One blind spot that has reared its head during the 2010-'11 season, however, has been Ryan's handling of injured players.
Ryan admitted his mistake following an October 11 Monday Night Football matchup against the Minnesota Vikings, when he re-inserted injured CB Darrelle Revis (hamstring) into the lineup three weeks after the shutdown corner first aggravated the hamstring defending then-Patriots receiver Randy Moss. After doctors medically cleared Revis, Ryan publicly left the decision up to the corner who -- of course -- said he was ready to go.
Revis played the full game, but was burned repeatedly by Vikings slot receiver Percy Harvin and finished the contest with his hamstring "very swollen" and "very sore." Ryan told ESPN New York's Rich Cimini afterward that it "probably isn't real fair" to put a player in that position. Revis would dress for the next week's tilt against the Denver Broncos but was barely himself, with Brandon Lloyd finishing with 74 yards and Jabar Gaffney with 81 yards.
Despite offering a mea culpa for the way he handled Revis in October, Ryan's decisions relating to injured tackle Damien Woody late in the season have demonstrated his failure to absorb any meaningful lessons from that incident. Woody suffered an MCL injury to his knee in Week 11 against the Houston Texans. He was questionable leading up to the Jets's game scheduled four days later, sitting out practices. Nevertheless, he suited up and started a relatively unimportant Thanksgiving Day game against the comically inept Cincinnati Bengals.
Strategically, the decision was puzzling, considering the importance of having Woody optimally healthy for the subsequent Monday night match with the New England Patriots. Health wise, though, continuing to play Woody would prove all the more disastrous.

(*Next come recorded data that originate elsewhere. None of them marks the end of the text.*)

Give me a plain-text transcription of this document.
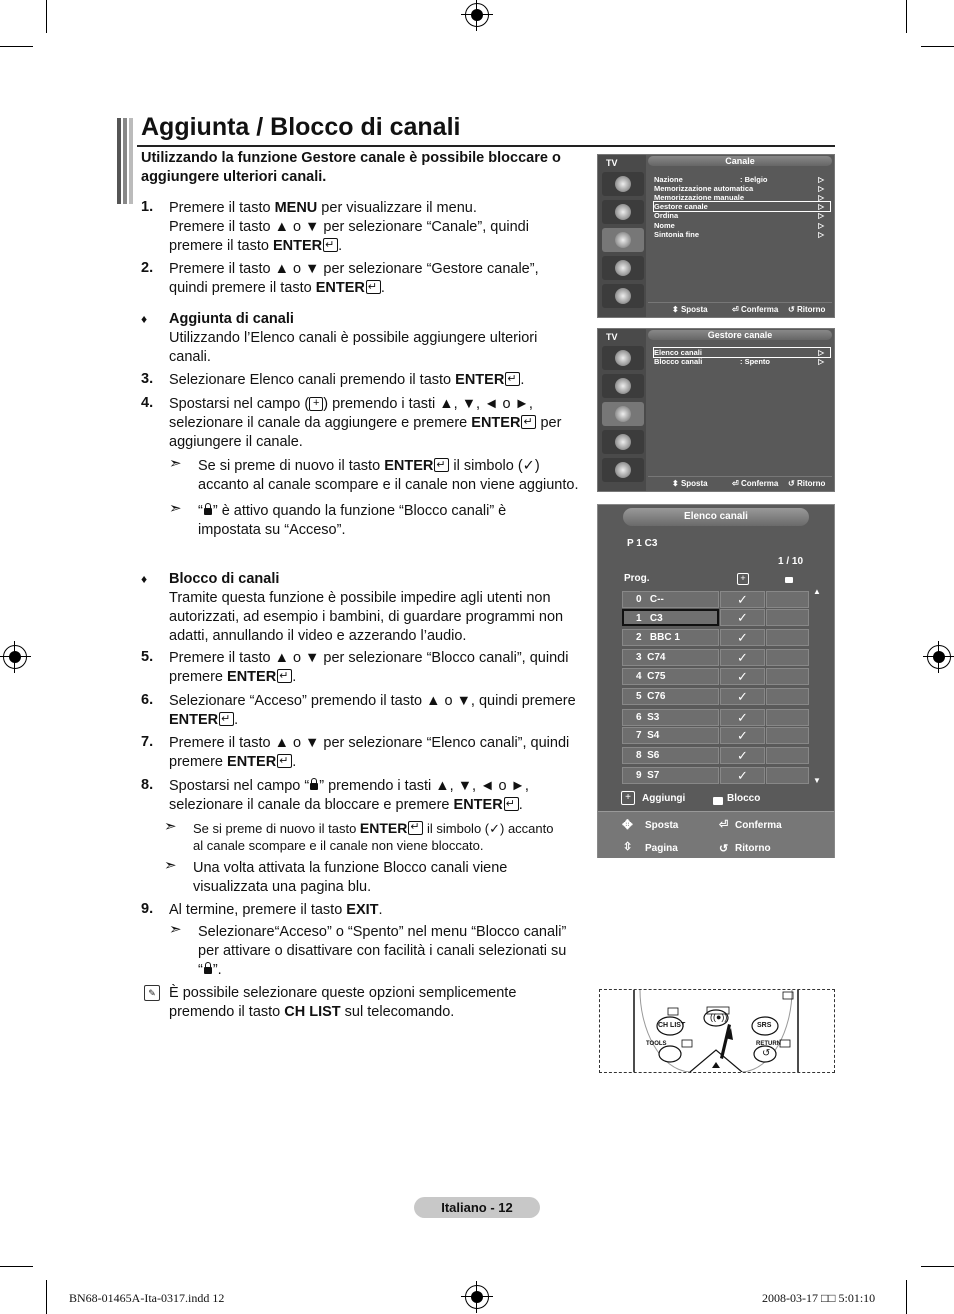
Aggiunta / Blocco di canali
Utilizzando la funzione Gestore canale è possibile bloccare o aggiungere ulteriori canali.
1. Premere il tasto MENU per visualizzare il menu.
Premere il tasto ▲ o ▼ per selezionare “Canale”, quindi
premere il tasto ENTER ↵ .
2. Premere il tasto ▲ o ▼ per selezionare “Gestore canale”,
quindi premere il tasto ENTER ↵ .
♦ Aggiunta di canali
Utilizzando l’Elenco canali è possibile aggiungere ulteriori canali.
3. Selezionare Elenco canali premendo il tasto ENTER ↵ .
4. Spostarsi nel campo ( + ) premendo i tasti ▲, ▼, ◄ o ►,
selezionare il canale da aggiungere e premere ENTER↵ per
aggiungere il canale.
➣ Se si preme di nuovo il tasto ENTER↵ il simbolo (✓)
accanto al canale scompare e il canale non viene aggiunto.
➣ “ ” è attivo quando la funzione “Blocco canali” è
impostata su “Acceso”.
♦ Blocco di canali
Tramite questa funzione è possibile impedire agli utenti non
autorizzati, ad esempio i bambini, di guardare programmi non
adatti, annullando il video e azzerando l’audio.
5. Premere il tasto ▲ o ▼ per selezionare “Blocco canali”, quindi
premere ENTER ↵ .
6. Selezionare “Acceso” premendo il tasto ▲ o ▼, quindi premere
ENTER ↵ .
7. Premere il tasto ▲ o ▼ per selezionare “Elenco canali”, quindi
premere ENTER ↵ .
8. Spostarsi nel campo “ ” premendo i tasti ▲, ▼, ◄ o ►,
selezionare il canale da bloccare e premere ENTER ↵ .
➣ Se si preme di nuovo il tasto ENTER↵ il simbolo (✓) accanto
al canale scompare e il canale non viene bloccato.
➣ Una volta attivata la funzione Blocco canali viene
visualizzata una pagina blu.
9. Al termine, premere il tasto EXIT.
➣ Selezionare“Acceso” o “Spento” nel menu “Blocco canali”
per attivare o disattivare con facilità i canali selezionati su
“ ”.
✎ È possibile selezionare queste opzioni semplicemente
premendo il tasto CH LIST sul telecomando.
TV	Canale
Nazione	: Belgio	▷
Memorizzazione automatica	▷
Memorizzazione manuale	▷
Gestore canale	▷
Ordina	▷
Nome	▷
Sintonia fine	▷
⬍ Sposta	⏎ Conferma ↺ Ritorno
TV	Gestore canale
Elenco canali	▷
Blocco canali	: Spento	▷
⬍ Sposta	⏎ Conferma ↺ Ritorno
Elenco canali
P 1 C3
1 / 10
Prog.	+
0 C--	✓
1 C3	✓
2 BBC 1	✓
3 C74	✓
4 C75	✓
5 C76	✓
6 S3	✓
7 S4	✓
8 S6	✓
9 S7	✓
▲
▼
+	Aggiungi	Blocco
✥ Sposta	⏎ Conferma
⇳ Pagina	↺ Ritorno
CH LIST	SRS
TOOLS	RETURN
((●))
↺
Italiano - 12
BN68-01465A-Ita-0317.indd 12	2008-03-17 □□ 5:01:10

Woody -- a key component of one of the best offensive lines in football -- left Sunday's game against the Miami Dolphins in the first quarter after re-aggravating the injury, and is now likely lost for the end of the regular season and the playoffs for surgery.

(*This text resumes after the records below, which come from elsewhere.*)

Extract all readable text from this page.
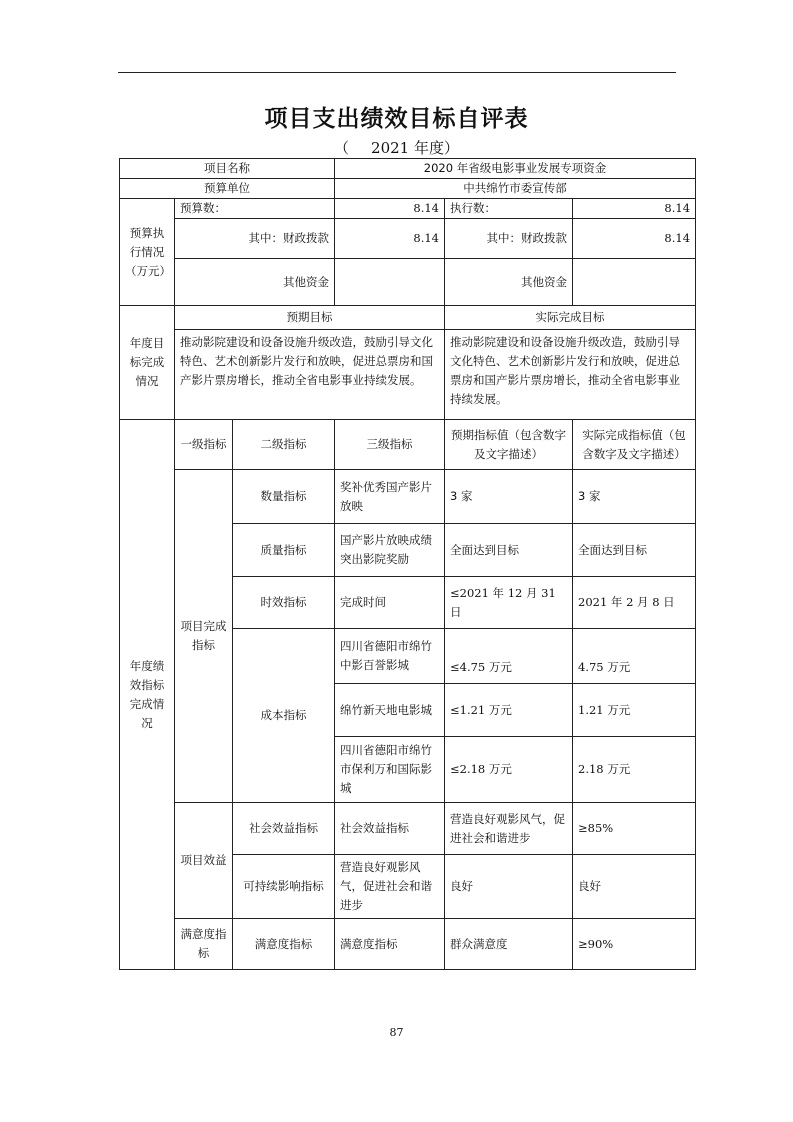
项目支出绩效目标自评表
（ 2021 年度）
项目名称			2020 年省级电影事业发展专项资金		
预算单位			中共绵竹市委宣传部		
预算执行情况（万元）	预算数：		8.14	执行数：	8.14
	其中：财政拨款		8.14	其中：财政拨款	8.14
	其他资金			其他资金	
年度目标完成情况	预期目标			实际完成目标	
	推动影院建设和设备设施升级改造，鼓励引导文化特色、艺术创新影片发行和放映，促进总票房和国产影片票房增长，推动全省电影事业持续发展。			推动影院建设和设备设施升级改造，鼓励引导文化特色、艺术创新影片发行和放映，促进总票房和国产影片票房增长，推动全省电影事业持续发展。	
年度绩效指标完成情况	一级指标	二级指标	三级指标	预期指标值（包含数字及文字描述）	实际完成指标值（包含数字及文字描述）
	项目完成指标	数量指标	奖补优秀国产影片放映	3 家	3 家
		质量指标	国产影片放映成绩突出影院奖励	全面达到目标	全面达到目标
		时效指标	完成时间	≤2021 年 12 月 31 日	2021 年 2 月 8 日
		成本指标	四川省德阳市绵竹中影百誉影城	≤4.75 万元	4.75 万元
			绵竹新天地电影城	≤1.21 万元	1.21 万元
			四川省德阳市绵竹市保利万和国际影城	≤2.18 万元	2.18 万元
	项目效益	社会效益指标	社会效益指标	营造良好观影风气，促进社会和谐进步	≥85%
		可持续影响指标	营造良好观影风气，促进社会和谐进步	良好	良好
	满意度指标	满意度指标	满意度指标	群众满意度	≥90%
87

Woody's likely replacement in the Jets starting lineup, Wayne Hunter, allowed three of the six sacks the Jets surrendered against the Dolphins.
The most likely explanation for this failing is as an offshoot of Ryan's virtues -- his respect for and strong relationships with his players, when taken too far, mutates into something resembling indulgence. Ryan trusts his players, wants to see them succeed and show that they are worthy of his repeated public praise.

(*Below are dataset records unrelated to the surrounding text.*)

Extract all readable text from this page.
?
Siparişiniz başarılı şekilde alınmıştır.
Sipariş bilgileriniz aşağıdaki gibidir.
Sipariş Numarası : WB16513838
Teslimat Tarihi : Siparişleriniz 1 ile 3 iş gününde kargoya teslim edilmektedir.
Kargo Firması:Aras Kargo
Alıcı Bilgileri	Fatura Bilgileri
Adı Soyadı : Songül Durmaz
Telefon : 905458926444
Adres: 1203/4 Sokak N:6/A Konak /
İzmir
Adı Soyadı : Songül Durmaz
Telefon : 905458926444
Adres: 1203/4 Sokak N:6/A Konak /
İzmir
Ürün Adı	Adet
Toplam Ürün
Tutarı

But ultimately, this approach shortchanges the Jets' players. Part of Ryan's responsibilities to his team include being a buffer between them and the public, and it is his responsibility to accept the odium associated with deciding to keep popular players out of the lineup. Failure to do so exposes his weaknesses as a head coach at best, and at worst needlessly compromises the safety of his players. As an entity, the National Football League may regularly show a callous indifference to the health of its athletes, but Ryan is supposed to be the outlier, the member of management who cares about his players and treats them like men. With regard to dealing with injured players, Ryan has thus far failed to live up to that reputation.